The study indicates that these investments “can play an important role in avoiding the blockage of fossil fuels and accelerating a clean and fair energy transition in less developed countries”
The co-director of Global Public Finance at OCI, Laurie van der Burg, has pointed out that “although the Glasgow agreement has great transformative potential, there are signs of backsliding among the signatory countries”, such as Germany, “which is actively seeking new investments in abroad to replace the Russian supply.”
For Van der Burg, gas investments “are not necessary to guarantee energy security” because “renewables and energy efficiency make it possible to cover development needs and offer better access to energy.”

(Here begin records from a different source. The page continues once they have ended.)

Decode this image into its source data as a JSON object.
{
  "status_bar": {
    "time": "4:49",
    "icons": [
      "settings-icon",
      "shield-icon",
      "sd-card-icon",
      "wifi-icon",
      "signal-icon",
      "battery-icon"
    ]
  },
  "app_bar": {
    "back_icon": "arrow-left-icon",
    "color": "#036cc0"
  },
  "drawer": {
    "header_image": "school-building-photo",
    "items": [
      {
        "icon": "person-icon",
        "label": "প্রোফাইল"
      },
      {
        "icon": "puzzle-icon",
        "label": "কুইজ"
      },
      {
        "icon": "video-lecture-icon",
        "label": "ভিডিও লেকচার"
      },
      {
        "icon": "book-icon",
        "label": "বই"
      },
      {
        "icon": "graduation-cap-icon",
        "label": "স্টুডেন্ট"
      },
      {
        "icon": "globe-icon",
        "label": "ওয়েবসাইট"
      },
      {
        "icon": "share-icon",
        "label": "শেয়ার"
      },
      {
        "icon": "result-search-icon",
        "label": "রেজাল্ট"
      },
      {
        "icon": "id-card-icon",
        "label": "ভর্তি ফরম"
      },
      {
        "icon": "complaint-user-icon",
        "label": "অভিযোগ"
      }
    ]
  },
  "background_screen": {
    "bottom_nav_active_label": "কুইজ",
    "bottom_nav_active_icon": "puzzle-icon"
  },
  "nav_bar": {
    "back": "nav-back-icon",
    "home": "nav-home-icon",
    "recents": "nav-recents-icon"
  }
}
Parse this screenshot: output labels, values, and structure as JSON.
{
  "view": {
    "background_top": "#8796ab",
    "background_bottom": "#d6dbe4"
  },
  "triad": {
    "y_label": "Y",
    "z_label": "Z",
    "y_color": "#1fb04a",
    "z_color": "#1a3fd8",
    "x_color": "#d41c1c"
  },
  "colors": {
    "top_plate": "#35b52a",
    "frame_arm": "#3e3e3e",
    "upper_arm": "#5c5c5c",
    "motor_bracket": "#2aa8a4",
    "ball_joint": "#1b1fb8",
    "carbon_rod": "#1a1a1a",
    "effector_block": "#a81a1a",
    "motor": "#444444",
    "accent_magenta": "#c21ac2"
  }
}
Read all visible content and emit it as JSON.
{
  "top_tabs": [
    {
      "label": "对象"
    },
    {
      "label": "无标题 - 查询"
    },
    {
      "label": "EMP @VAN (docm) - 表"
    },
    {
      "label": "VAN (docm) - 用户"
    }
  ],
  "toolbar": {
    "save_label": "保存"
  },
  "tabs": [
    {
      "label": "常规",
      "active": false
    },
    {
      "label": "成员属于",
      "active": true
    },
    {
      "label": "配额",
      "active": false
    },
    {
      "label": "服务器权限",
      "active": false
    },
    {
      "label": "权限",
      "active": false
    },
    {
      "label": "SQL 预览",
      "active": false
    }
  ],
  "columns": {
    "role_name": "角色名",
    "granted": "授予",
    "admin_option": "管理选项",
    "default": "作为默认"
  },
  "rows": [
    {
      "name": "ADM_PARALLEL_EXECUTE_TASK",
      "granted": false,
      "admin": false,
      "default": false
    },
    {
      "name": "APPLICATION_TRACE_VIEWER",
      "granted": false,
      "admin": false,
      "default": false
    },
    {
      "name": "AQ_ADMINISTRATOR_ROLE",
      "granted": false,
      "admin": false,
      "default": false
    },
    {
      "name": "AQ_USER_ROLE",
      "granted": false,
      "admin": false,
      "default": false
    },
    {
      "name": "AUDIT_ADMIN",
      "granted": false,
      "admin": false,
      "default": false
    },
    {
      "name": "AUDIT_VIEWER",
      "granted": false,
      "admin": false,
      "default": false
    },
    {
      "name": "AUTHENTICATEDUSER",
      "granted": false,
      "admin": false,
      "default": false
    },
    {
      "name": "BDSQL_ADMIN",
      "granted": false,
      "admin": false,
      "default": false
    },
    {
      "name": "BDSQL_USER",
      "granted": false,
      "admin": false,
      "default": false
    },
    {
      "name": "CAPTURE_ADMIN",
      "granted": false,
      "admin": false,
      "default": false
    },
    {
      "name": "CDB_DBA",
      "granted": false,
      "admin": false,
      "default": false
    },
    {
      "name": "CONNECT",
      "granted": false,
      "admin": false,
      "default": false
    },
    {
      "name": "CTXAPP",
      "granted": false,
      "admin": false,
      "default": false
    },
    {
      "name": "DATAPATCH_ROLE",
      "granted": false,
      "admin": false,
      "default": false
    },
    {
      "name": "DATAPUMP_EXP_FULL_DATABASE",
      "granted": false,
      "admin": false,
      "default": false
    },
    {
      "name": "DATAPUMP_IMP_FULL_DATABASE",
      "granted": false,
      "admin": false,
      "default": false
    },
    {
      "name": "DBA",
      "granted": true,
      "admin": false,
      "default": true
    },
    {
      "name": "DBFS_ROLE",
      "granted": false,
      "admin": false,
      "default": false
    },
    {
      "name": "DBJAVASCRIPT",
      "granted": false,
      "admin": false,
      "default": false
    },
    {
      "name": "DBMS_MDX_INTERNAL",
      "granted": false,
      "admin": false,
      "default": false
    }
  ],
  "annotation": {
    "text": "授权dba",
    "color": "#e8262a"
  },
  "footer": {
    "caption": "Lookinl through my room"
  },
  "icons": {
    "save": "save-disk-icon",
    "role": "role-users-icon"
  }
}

For her part, IISD’s Senior Policy Advisor stressed that “the current energy crisis only intensifies the need to move towards safer and more sustainable systems based on renewable energy and energy efficiency.”
“The COP27 in Sharm el-Sheikh (Egypt) will be an accountability test for the Glasgow signatories, since they will have to present new international public finance plans” to consolidate the 1.5 degree warming limit agreed in Paris.